In Episode 6, we visit Honduras. Nearly half of the world's population cook with inefficient fuels, which damages the environment and public health. Mafalda Duarte, Head of the Climate Investment Funds, explains how a project by the Climate Investment Funds and the Inter-American Development Bank helped to created a sustainable market for clean cookstoves, and identifies lessons that could be applied to benefit 3 billion people around the world.
What is the challenge this project sought to overcome?
Honduras has a population of around 10 million people which is heavily dependent on wood fuel for household energy consumption, like many other countries in the world. 47% of households use this fuel for cooking, and among them 88% of rural households. It is ingrained in the culinary culture of Honduras that cooking food with wood fuel stoves contributes to flavour.
But these traditional cookstoves not only require a lot more wood, but they produce large amounts of smoke that very severely affect the health of children and adults. The Institute for Health Metrics and Evaluations estimates that this causes the death of around 3,665 people every year.
What was the aim of the project?
The project aimed to promote the use of clean cookstoves instead of traditional fuels. These are cookstoves that consume 40% less than traditional cookstoves. They not only improve energy efficiency but they reduce expenses by over 50% compared to the costs of fuel wood, which is very important for poorer households. So they deserve a lot of attention both from a climate change perspective and a public health perspective.
There have been several interventions by aid agencies since the 1980s to try to distribute clean cookstoves to the Honduran population, and they did distribute a reasonable amount, but they were heavily reliant on unpredictable external donations. This meant that manufacturers would not see business opportunities or a market being generated and several went out of business. Another issues was that the interventions were highly scattered and there was very limited information or lessons on these cookstoves shared across the supply chain. Cookstoves also ended up being distributed to all social classes, even those who could have afforded to purchase them.

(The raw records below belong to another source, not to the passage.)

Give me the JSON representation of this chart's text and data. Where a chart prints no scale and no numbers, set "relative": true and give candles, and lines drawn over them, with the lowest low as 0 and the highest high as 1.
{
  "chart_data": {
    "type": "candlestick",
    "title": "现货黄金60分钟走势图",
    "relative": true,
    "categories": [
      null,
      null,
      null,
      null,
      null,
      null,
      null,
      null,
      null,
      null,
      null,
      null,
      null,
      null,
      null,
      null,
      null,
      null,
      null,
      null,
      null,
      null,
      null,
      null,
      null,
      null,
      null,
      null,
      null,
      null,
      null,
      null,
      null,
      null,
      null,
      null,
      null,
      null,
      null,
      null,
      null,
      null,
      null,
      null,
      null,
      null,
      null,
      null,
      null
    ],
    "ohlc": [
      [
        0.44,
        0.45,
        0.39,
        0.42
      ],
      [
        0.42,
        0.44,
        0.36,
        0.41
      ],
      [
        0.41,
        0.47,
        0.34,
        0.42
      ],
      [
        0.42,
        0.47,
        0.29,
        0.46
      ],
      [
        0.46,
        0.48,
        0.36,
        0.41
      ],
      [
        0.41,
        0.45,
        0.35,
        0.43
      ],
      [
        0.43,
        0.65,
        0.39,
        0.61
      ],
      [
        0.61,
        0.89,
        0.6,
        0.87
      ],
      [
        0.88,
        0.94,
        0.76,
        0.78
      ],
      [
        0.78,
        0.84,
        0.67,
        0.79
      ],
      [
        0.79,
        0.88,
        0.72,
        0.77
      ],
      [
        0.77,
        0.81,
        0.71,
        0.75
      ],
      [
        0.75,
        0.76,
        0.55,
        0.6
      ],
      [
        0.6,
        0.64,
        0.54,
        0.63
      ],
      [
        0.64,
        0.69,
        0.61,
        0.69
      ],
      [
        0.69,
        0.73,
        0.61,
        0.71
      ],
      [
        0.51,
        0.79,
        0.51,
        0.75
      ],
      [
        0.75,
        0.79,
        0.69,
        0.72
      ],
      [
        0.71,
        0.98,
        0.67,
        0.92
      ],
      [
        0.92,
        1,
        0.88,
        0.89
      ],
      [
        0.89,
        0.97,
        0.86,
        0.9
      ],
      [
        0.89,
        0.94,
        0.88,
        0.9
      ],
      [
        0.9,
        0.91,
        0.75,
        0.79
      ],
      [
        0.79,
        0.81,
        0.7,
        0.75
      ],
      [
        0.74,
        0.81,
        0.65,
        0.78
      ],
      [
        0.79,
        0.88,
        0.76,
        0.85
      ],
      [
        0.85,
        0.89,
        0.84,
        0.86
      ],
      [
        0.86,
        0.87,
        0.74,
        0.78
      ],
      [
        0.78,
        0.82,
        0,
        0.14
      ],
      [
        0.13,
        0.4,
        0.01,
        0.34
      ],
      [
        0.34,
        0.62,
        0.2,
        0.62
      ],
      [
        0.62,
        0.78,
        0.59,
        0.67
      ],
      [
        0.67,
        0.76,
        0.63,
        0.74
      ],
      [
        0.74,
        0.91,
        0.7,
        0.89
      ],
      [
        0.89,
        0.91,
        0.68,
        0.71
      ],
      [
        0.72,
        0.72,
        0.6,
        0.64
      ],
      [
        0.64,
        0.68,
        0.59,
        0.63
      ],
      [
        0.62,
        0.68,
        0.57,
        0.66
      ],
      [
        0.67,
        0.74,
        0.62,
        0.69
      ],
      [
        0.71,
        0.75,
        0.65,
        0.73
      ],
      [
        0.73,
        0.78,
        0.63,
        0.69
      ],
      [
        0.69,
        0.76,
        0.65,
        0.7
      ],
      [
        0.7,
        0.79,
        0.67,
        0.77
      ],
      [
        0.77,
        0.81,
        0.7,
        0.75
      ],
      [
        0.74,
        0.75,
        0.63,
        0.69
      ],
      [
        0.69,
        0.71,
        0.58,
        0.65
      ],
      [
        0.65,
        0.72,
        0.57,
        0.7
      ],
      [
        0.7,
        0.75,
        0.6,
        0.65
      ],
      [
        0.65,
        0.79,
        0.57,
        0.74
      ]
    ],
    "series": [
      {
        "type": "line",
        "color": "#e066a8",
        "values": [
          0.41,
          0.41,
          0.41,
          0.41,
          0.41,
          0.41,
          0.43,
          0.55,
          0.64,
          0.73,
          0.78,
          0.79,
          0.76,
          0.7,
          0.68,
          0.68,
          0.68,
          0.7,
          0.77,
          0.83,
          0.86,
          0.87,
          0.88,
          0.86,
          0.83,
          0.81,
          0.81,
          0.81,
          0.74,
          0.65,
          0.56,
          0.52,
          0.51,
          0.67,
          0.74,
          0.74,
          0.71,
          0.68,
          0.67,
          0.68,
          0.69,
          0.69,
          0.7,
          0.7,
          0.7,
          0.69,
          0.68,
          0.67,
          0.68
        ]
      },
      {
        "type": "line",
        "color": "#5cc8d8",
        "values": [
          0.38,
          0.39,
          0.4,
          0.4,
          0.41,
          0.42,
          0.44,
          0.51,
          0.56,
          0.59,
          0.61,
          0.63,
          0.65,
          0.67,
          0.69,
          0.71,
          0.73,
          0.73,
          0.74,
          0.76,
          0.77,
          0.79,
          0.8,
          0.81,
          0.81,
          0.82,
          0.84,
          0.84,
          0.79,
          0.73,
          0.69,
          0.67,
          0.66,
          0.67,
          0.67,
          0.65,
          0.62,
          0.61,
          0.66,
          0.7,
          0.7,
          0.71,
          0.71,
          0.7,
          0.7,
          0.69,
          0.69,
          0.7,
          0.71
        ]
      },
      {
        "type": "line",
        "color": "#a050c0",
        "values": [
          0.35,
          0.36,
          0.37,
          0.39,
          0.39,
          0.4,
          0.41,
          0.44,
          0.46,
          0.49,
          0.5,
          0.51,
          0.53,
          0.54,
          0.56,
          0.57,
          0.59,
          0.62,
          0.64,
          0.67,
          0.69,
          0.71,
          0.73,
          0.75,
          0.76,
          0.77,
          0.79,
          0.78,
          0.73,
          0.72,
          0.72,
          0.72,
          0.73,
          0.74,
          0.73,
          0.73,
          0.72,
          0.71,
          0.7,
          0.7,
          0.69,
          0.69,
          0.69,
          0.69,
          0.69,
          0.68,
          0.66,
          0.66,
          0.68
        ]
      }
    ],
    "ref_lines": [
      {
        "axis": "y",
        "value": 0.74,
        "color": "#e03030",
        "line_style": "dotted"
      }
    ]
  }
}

Our project aimed to create a sustainable, demand-driven market for clean cookstoves. We faced demand and supply constraints - on the demand side, people were used to receiving these for free, and on the supply side was the manufacturers’ previous reliance on external funding.
How did you overcome these challenges?
Firstly, we established an ISO standard on clean cookstove quality. This is important nationally because it signals to the market, manufacturers and purchasers what quality is expected for stove efficiency, durability and impact on indoor air quality. The standard can also be used globally.
With the Netherlands Development Organisation, SNV, we filled a very important coordination gap between the manufacturers, implementing agencies, donors and government by creating a national coordination platform. This platform also coordinated promotion efforts because marketing and awareness raising is really important when you are trying to create a new market.
On the finance side, we lowered the costs for local households to replace their traditional cookstoves with new clean cookstoves. These subsidies were provided through micro loans. Alongside these loans, we provided technical assistance on the installation of the stoves and on how to operate and maintain them. We financed the training of 300 stove technicians who would work very closely with households. This is important because you need to ensure that the beneficiary knows how to maintain the equipment, or a market is created to support the maintenance, otherwise whenever things stop working people revert to business as usual and it is a sunk investment.
What were the results?
As of last year, this project was helping to avoid more than 35,000 tonnes of greenhouse gas emissions annually and reducing the health risks associated with indoor air quality in the targeted households. This improved clean energy access for around 73,400 Hondurans, half of them women. We saved households time and costs associated with collecting wood for their previous wood fuel stoves. Importantly, our $3 million investment attracted an additional $4 million from other public and private sources to really scale up the impact of the project.
What lessons or solutions from this experience could be applied more widely in the fight against climate change?
This is a good example of transformational change: how to target investments in a way that does not have a one-off impact but drives systems-wide change and changes what has been common practice. We aim to create markets that have sustainability. This means that public resources and subsidies will hopefully no longer be needed after a time. It is important to have a goal in terms of how many cookstoves are distributed, but it is more important to look for gaps in the market and come up with a strategy that focuses on structural issues that need to change.
The project also shows the importance of coordination when you have many interventions by different aid agencies, government and other stakeholders. We need to drive more coordination, support government with their processes, and influence national policy. From the private sector market point of view, it is critical to generate information on different segments of the market and target interventions accordingly.
These lessons could be applied very widely. Globally nearly half of the world's population, so approximately three billion people, still use solid and inefficient fuels such as coal, wood and crop residues for their domestic energy needs. This is a very significant global issue and the ISO clean cookstove standard could be applied everywhere. But other countries can also draw from the experience of Honduras and the challenges that we faced in trying to stimulate and drive this private sector market, and think about how they would overcome these challenges in their own countries.